The old AT&T, MCI, and Sprint offered long distance or inter-exchange services. These networks may be roughly compared to the interstate transmission infrastructure of electric utilities. Some independents (e.g., GTE, Century Telephone, Rochester Telephone, and Citizens Utilities, often rural and smaller carriers) offered both local exchange and long distance services. There were notorious upstarts in the fray including WorldCom and Global Crossing. This regime did not last long when competition from digital cellular (Personal Communications Services) and new entrants, competitive local exchange carriers (CLECs), arrived. Could the new solar companies be compared to the competitive telecom entrants?
The result was telephone companies had to abandon their old organizational ways, as natural monopolies with geographically defined markets, and begin competing. The landline companies lost “minutes of use” and many customers to the wireless providers. The Baby Bells started buying each other and the long-distance carriers, eventually reconstituting themselves into the carriers of today. Verizon and the new AT&T are incarnations that have emerged in the aftermath of convoluted US telecom evolution. Will electric utilities of today undergo similar industrial restructuring – mergers and consolidation?
Admittedly, the comparisons are preliminary, and more nuanced parallels may be drawn; nevertheless, two lessons from the history of the telecommunications industry stand out. First, we cannot predict in advance who will lead the transformation in the electric utilities business. It is instructive that Southwestern Bell of San Antonio dominated the rollup leading to the new AT&T, not any major city telecom giant. A company’s assets, location, and prominence today are no predictors of tomorrow’s leadership.
Second, rather than competing with each other, incumbents are likely to merge so that only a few operators compete nationally. Forming fewer companies, say 3 to 5, with national scope and scale, might be a good survival strategy post mergers and consolidation.
Business strategy in the classical sense, as taught in business schools or purveyed by consulting companies, does not strictly apply to electric utilities. As regulated monopolies, they have unusual characteristics, including rate-of-return regulations, and must appease regulators as well as users and investors. They have attributes of both public sector enterprises and private companies. This mix has to change because, in the future, electricity prices will be set by markets through competition, as happens now with mobile telephone operators, rather than by regulators.
Utilities face the seemingly simple yet difficult strategy question: “What business are we in?” an issue they are unlikely to have previously confronted in their stable and predictable environment. Are utilities in the electricity, gas or energy business?
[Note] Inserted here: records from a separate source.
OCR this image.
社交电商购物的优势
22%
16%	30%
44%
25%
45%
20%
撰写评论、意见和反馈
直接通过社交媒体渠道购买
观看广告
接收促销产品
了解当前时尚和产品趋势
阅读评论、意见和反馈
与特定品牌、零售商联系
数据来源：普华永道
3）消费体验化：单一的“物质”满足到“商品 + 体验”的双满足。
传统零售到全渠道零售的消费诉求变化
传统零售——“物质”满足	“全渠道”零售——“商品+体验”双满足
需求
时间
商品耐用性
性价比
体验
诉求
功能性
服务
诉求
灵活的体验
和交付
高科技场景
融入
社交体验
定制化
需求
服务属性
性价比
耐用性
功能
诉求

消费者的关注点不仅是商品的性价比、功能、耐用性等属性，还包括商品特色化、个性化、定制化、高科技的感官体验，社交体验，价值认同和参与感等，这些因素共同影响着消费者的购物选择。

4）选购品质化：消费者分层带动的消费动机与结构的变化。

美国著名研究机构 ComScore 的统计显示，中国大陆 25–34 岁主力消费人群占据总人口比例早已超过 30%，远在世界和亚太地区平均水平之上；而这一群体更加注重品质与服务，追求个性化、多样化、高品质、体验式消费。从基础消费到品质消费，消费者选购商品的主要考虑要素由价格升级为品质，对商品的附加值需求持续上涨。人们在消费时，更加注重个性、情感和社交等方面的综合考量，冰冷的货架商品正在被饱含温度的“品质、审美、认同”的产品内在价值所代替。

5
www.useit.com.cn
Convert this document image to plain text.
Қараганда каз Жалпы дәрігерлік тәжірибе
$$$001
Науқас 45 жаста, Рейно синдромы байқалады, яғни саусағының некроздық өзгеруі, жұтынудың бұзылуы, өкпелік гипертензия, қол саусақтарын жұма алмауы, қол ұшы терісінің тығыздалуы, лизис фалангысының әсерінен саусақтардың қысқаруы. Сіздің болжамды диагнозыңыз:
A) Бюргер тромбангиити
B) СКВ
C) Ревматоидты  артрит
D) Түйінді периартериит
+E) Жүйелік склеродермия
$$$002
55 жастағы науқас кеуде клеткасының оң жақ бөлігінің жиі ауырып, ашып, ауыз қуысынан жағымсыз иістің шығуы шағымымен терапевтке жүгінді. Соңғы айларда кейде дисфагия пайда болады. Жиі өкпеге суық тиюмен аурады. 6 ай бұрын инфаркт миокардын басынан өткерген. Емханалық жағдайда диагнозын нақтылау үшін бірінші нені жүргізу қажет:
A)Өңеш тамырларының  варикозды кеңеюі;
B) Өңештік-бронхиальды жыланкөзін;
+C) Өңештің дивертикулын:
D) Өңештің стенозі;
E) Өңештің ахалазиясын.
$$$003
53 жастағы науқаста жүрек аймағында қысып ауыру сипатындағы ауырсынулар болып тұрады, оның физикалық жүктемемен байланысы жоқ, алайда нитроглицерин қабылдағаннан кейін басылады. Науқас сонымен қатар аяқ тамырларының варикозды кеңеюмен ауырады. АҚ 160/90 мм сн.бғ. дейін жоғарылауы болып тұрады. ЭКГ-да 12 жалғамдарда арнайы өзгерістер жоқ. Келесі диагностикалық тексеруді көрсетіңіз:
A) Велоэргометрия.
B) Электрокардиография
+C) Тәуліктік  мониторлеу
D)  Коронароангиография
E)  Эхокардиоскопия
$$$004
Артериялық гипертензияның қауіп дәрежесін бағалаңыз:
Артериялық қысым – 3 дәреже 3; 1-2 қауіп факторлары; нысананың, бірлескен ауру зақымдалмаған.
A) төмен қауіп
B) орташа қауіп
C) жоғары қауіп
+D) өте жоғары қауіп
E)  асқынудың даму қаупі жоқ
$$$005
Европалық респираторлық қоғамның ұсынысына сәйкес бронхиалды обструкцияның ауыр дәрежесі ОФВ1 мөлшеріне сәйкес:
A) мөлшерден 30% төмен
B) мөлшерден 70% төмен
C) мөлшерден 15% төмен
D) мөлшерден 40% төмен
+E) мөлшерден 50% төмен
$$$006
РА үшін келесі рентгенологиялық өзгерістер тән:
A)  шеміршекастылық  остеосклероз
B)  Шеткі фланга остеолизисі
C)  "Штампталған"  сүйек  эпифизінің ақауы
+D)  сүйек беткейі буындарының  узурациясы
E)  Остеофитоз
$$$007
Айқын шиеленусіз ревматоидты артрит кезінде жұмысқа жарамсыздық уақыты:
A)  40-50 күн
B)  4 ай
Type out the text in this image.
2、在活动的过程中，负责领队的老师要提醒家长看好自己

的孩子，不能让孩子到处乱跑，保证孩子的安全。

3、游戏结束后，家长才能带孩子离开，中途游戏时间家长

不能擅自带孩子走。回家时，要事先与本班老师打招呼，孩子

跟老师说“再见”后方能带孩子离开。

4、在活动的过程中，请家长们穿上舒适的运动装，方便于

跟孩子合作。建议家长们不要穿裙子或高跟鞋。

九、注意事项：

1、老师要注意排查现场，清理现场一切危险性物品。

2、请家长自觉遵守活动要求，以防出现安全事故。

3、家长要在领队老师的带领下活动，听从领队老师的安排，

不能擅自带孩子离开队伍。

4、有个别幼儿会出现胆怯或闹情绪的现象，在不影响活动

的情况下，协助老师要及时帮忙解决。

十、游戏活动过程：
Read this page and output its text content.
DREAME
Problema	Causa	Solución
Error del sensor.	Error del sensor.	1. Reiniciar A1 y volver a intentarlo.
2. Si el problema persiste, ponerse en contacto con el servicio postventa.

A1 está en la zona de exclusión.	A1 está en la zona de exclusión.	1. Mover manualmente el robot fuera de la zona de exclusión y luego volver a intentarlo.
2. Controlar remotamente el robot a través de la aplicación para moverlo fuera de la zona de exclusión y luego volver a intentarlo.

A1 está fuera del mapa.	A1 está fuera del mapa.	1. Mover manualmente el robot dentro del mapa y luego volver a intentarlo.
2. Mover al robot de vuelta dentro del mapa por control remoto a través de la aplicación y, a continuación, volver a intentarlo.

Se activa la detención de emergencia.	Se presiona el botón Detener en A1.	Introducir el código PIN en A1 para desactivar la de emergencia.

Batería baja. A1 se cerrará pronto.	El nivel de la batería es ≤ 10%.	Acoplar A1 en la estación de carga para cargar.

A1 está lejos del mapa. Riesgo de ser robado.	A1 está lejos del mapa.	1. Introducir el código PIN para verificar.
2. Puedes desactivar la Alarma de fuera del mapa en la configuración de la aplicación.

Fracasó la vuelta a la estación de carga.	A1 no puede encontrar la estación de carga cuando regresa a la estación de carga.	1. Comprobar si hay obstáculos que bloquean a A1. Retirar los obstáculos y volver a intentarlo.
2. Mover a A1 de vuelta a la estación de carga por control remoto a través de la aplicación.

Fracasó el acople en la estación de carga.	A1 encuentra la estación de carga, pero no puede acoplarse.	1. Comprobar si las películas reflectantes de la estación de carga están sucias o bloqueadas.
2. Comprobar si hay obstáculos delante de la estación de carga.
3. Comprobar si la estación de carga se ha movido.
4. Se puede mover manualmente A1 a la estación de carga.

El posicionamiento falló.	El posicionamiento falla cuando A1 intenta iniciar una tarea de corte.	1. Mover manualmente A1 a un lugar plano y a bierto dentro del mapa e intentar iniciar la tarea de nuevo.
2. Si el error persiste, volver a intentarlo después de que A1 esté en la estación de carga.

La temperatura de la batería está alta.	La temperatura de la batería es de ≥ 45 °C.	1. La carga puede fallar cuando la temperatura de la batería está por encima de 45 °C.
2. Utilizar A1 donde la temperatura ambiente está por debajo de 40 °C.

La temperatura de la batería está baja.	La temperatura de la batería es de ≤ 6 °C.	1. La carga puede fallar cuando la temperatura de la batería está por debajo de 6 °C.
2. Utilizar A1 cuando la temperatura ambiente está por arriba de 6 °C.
Should they continue selling kilowatt hours, and should they also lease solar hardware, provide electricity storage, and provide grid electricity as insurance and back up?
Depending on the answers they choose, utilities may move inside homes, offices, and factories more than they ever have, and offer more services than kilowatt-hours. While futuristic, it is conceivable that they create service bundles that sell the benefits of electricity, for instance, illumination, comfort, refrigeration, heating, cooling, and motion, instead of kilo-watt hours. They could form partnerships with appliance makers, architects, and builders to craft new services, with “demand response,” energy efficiency, and information management solutions baked in. The unit of analysis might be a combination of the amount of electricity consumed and the performance attributes of the appliances. They may sell carbon-neutral services, e.g., a Zero Net Energy lifestyle. I believe there is scope for creative marketing.
Not all utilities will make the same choices. The need for competitive differentiation, as well as the threat to their revenue streams, makes fundamental business re-thinking critical. For if they do not define solutions, their competitors might; in fact, utilities may not lead the energy services revolution at all.
Which Companies Compete?
The entry of new firms specializing in distributed generation will, beyond a doubt, remake the electricity landscape. Yet the most transformative competition may be within the fraternity of existing utilities. Efforts to make competition manageable might result in a wave of partnerships, alliances, roll-ups, mergers and acquisitions. Unconstrained by geographically distinct service territories, existing utilities may seek customers everywhere, worldwide.